Fast diffusion of magnetic field in turbulence and origin of cosmic magnetism

Abstract

Turbulence is believed to play important roles in the origin of cosmic magnetism. While it is well known that turbulence can efficiently amplify a uniform or spatially homogeneous seed magnetic field, it is not clear whether or not we can draw a similar conclusion for a localized seed magnetic field. The main uncertainty is the rate of magnetic field diffusion on scales larger than the outer scale of turbulence. To measure the diffusion rate of magnetic field on those large scales, we perform a numerical simulation in which the outer scale of turbulence is much smaller than the size of the system. We numerically compare diffusion of a localized seed magnetic field and a localized passive scalar. We find that diffusion of the magnetic field can be much faster than that of the passive scalar and that turbulence can efficiently amplify the localized seed magnetic field. Based on the simulation result, we construct a model for fast diffusion of magnetic field.
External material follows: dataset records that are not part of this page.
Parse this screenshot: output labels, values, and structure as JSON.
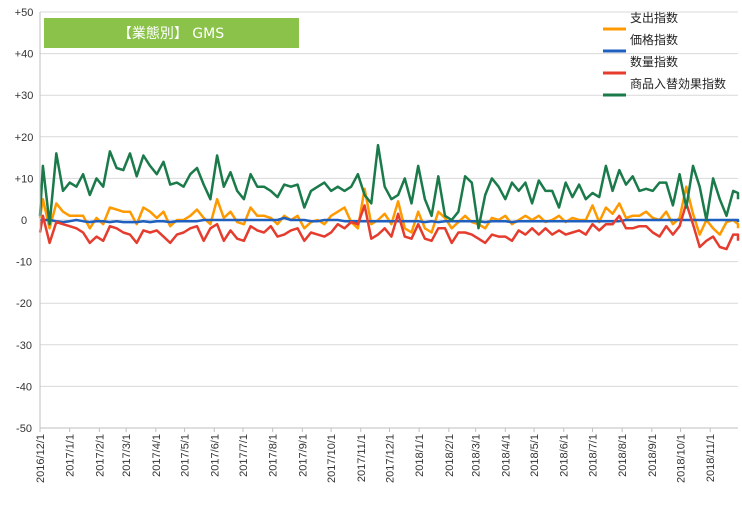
{
  "chart_data": {
    "type": "line",
    "title": "【業態別】 GMS",
    "title_bg": "#8bc34a",
    "xlabel": "",
    "ylabel": "",
    "ylim": [
      -50,
      50
    ],
    "y_ticks": [
      "+50",
      "+40",
      "+30",
      "+20",
      "+10",
      "0",
      "-10",
      "-20",
      "-30",
      "-40",
      "-50"
    ],
    "y_tick_values": [
      50,
      40,
      30,
      20,
      10,
      0,
      -10,
      -20,
      -30,
      -40,
      -50
    ],
    "x_tick_labels": [
      "2016/12/1",
      "2017/1/1",
      "2017/2/1",
      "2017/3/1",
      "2017/4/1",
      "2017/5/1",
      "2017/6/1",
      "2017/7/1",
      "2017/8/1",
      "2017/9/1",
      "2017/10/1",
      "2017/11/1",
      "2017/12/1",
      "2018/1/1",
      "2018/2/1",
      "2018/3/1",
      "2018/4/1",
      "2018/5/1",
      "2018/6/1",
      "2018/7/1",
      "2018/8/1",
      "2018/9/1",
      "2018/10/1",
      "2018/11/1"
    ],
    "x_start": "2016-12-01",
    "x_end": "2018-11-30",
    "x_weekly_start": "2016-11-27",
    "grid": true,
    "legend_position": "top-right",
    "series": [
      {
        "name": "支出指数",
        "color": "#ff9900",
        "values": [
          0.5,
          5.0,
          -2.0,
          4.0,
          2.0,
          1.0,
          1.0,
          1.0,
          -2.0,
          0.5,
          -1.0,
          3.0,
          2.5,
          2.0,
          2.0,
          -1.0,
          3.0,
          2.0,
          0.5,
          2.0,
          -1.5,
          0.0,
          0.0,
          1.0,
          2.5,
          0.5,
          -1.0,
          5.0,
          0.5,
          2.0,
          -0.5,
          -1.0,
          3.0,
          1.0,
          1.0,
          0.5,
          -1.0,
          1.0,
          0.0,
          1.0,
          -2.0,
          -0.5,
          0.0,
          -1.0,
          1.0,
          2.0,
          3.0,
          -0.5,
          -2.0,
          7.5,
          -1.0,
          0.0,
          1.5,
          -1.0,
          4.5,
          -2.0,
          -3.0,
          2.0,
          -2.0,
          -3.0,
          2.0,
          0.5,
          -2.0,
          -0.5,
          1.0,
          -0.5,
          -1.0,
          -2.0,
          0.5,
          0.0,
          1.0,
          -1.0,
          0.0,
          1.0,
          0.0,
          1.0,
          -0.5,
          0.0,
          1.0,
          -0.5,
          0.5,
          0.0,
          0.0,
          3.5,
          -0.5,
          3.0,
          1.5,
          4.0,
          0.5,
          1.0,
          1.0,
          2.0,
          0.5,
          0.0,
          2.0,
          -1.0,
          0.5,
          8.0,
          1.5,
          -3.5,
          0.0,
          -2.0,
          -3.5,
          -0.5,
          0.0,
          -1.0,
          -2.0
        ]
      },
      {
        "name": "価格指数",
        "color": "#1f5fbf",
        "values": [
          0.0,
          0.0,
          0.0,
          -0.3,
          -0.5,
          -0.3,
          0.0,
          -0.3,
          -0.5,
          -0.3,
          -0.3,
          -0.5,
          -0.3,
          -0.5,
          -0.5,
          -0.5,
          -0.3,
          -0.5,
          -0.3,
          -0.3,
          -0.5,
          -0.3,
          -0.3,
          -0.3,
          -0.3,
          0.0,
          0.0,
          0.0,
          0.0,
          0.0,
          0.0,
          0.0,
          0.0,
          0.0,
          0.0,
          0.0,
          0.0,
          0.5,
          0.0,
          0.0,
          0.0,
          -0.3,
          -0.3,
          0.0,
          0.0,
          0.0,
          -0.3,
          -0.3,
          -0.3,
          -0.3,
          -0.3,
          -0.3,
          -0.3,
          -0.3,
          -0.3,
          -0.3,
          -0.3,
          -0.3,
          -0.5,
          -0.3,
          -0.5,
          -0.3,
          -0.3,
          -0.3,
          -0.3,
          -0.3,
          -0.3,
          -0.5,
          -0.3,
          -0.3,
          -0.3,
          -0.5,
          -0.3,
          -0.3,
          -0.3,
          -0.3,
          -0.3,
          -0.3,
          -0.3,
          -0.3,
          -0.3,
          -0.3,
          -0.3,
          -0.3,
          -0.3,
          -0.3,
          -0.3,
          -0.3,
          0.0,
          0.0,
          0.0,
          0.0,
          0.0,
          0.0,
          0.0,
          0.0,
          0.0,
          0.0,
          0.0,
          0.0,
          0.0,
          0.0,
          0.0,
          0.0,
          0.0,
          0.0,
          -0.5
        ]
      },
      {
        "name": "数量指数",
        "color": "#e53c2e",
        "values": [
          -3.0,
          1.0,
          -5.5,
          -0.5,
          -1.0,
          -1.5,
          -2.0,
          -3.0,
          -5.5,
          -4.0,
          -5.0,
          -1.5,
          -2.0,
          -3.0,
          -3.5,
          -5.5,
          -2.5,
          -3.0,
          -2.5,
          -4.0,
          -5.5,
          -3.5,
          -3.0,
          -2.0,
          -1.5,
          -5.0,
          -2.0,
          -1.0,
          -5.0,
          -2.5,
          -4.5,
          -5.0,
          -1.5,
          -2.5,
          -3.0,
          -1.5,
          -4.0,
          -3.5,
          -2.5,
          -2.0,
          -5.0,
          -3.0,
          -3.5,
          -4.0,
          -3.0,
          -1.0,
          -2.0,
          -0.5,
          -1.0,
          3.5,
          -4.5,
          -3.5,
          -2.0,
          -4.0,
          1.5,
          -4.0,
          -4.5,
          -1.0,
          -4.5,
          -5.0,
          -2.0,
          -2.0,
          -5.5,
          -3.0,
          -3.0,
          -3.5,
          -4.5,
          -5.5,
          -3.5,
          -4.0,
          -4.0,
          -5.0,
          -2.5,
          -3.5,
          -2.0,
          -3.5,
          -2.0,
          -3.5,
          -2.5,
          -3.5,
          -3.0,
          -2.5,
          -3.5,
          -1.0,
          -2.5,
          -1.0,
          -1.0,
          1.0,
          -2.0,
          -2.0,
          -1.5,
          -1.5,
          -3.0,
          -4.0,
          -1.5,
          -3.5,
          -1.5,
          4.0,
          -1.0,
          -6.5,
          -5.0,
          -4.0,
          -6.5,
          -7.0,
          -3.5,
          -3.5,
          -5.0
        ]
      },
      {
        "name": "商品入替効果指数",
        "color": "#1a7a4a",
        "values": [
          1.0,
          13.0,
          -1.0,
          16.0,
          7.0,
          9.0,
          8.0,
          11.0,
          6.0,
          10.0,
          8.0,
          16.5,
          12.5,
          12.0,
          16.0,
          10.5,
          15.5,
          13.0,
          11.0,
          14.0,
          8.5,
          9.0,
          8.0,
          11.0,
          12.5,
          8.5,
          5.0,
          15.5,
          8.0,
          11.5,
          7.0,
          5.0,
          11.0,
          8.0,
          8.0,
          7.0,
          5.5,
          8.5,
          8.0,
          8.5,
          3.0,
          7.0,
          8.0,
          9.0,
          7.0,
          8.0,
          7.0,
          8.0,
          11.0,
          6.0,
          4.0,
          18.0,
          8.0,
          5.0,
          6.0,
          10.0,
          4.0,
          13.0,
          5.0,
          1.0,
          10.5,
          1.0,
          0.0,
          2.0,
          10.5,
          9.0,
          -2.0,
          6.0,
          10.0,
          8.0,
          5.0,
          9.0,
          7.0,
          9.0,
          4.0,
          9.5,
          7.0,
          7.0,
          3.0,
          9.0,
          5.5,
          8.5,
          5.0,
          6.5,
          5.5,
          13.0,
          7.0,
          12.0,
          8.5,
          10.5,
          7.0,
          7.5,
          7.0,
          9.0,
          9.0,
          3.5,
          11.0,
          3.0,
          13.0,
          8.0,
          0.0,
          10.0,
          5.0,
          1.0,
          7.0,
          6.5,
          5.0
        ]
      }
    ]
  }
}
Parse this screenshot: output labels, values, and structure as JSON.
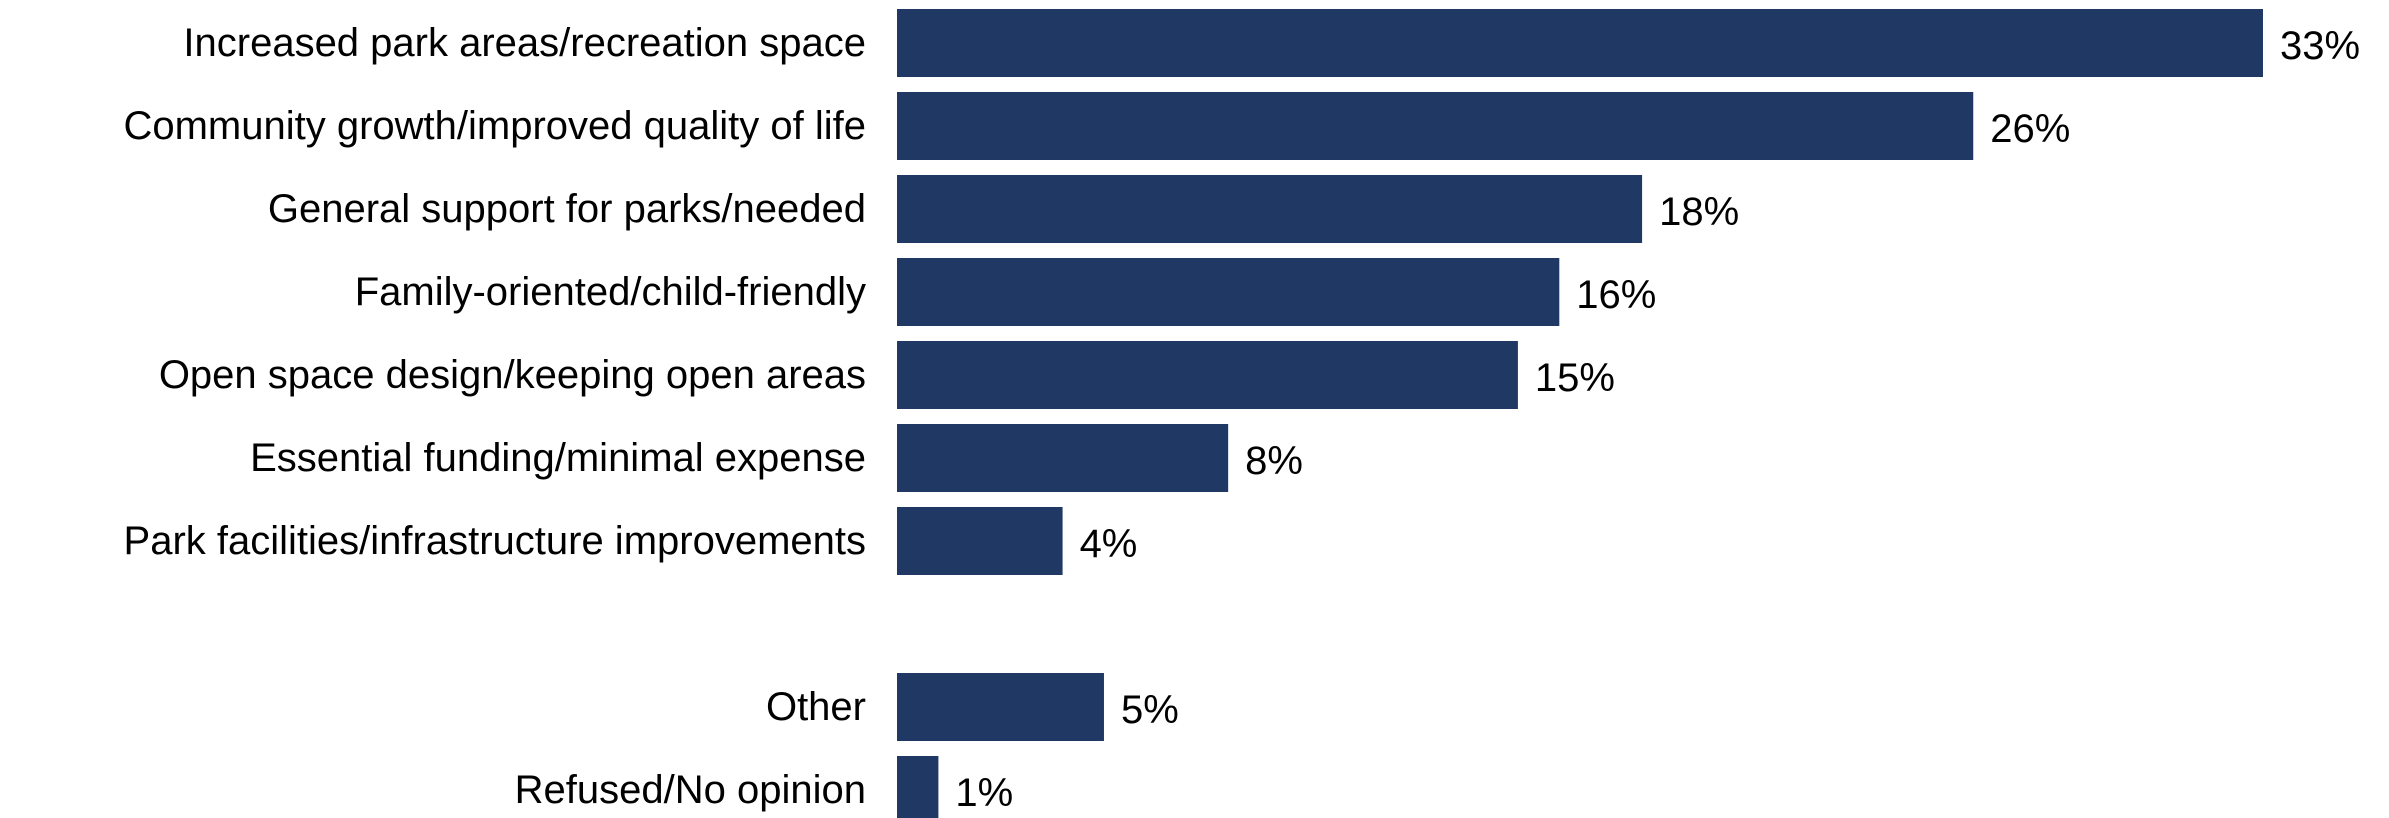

Our model suggests that a localized seed magnetic field can fill the whole system in $\ensuremath{\sim}{L}_{\mathrm{sys}}/L$ times the large-eddy turnover time and that growth of the magnetic field stops in $\ensuremath{\sim}\mathrm{max}(15,{L}_{\mathrm{sys}}/L)$ times the large-eddy turnover time, where ${L}_{\mathrm{sys}}$ is the size of the system and $L$ is the driving scale. Our finding implies that, regardless of the shape of the seed field, fast magnetization is possible in turbulent systems, such as large-scale structure of the Universe or galaxies.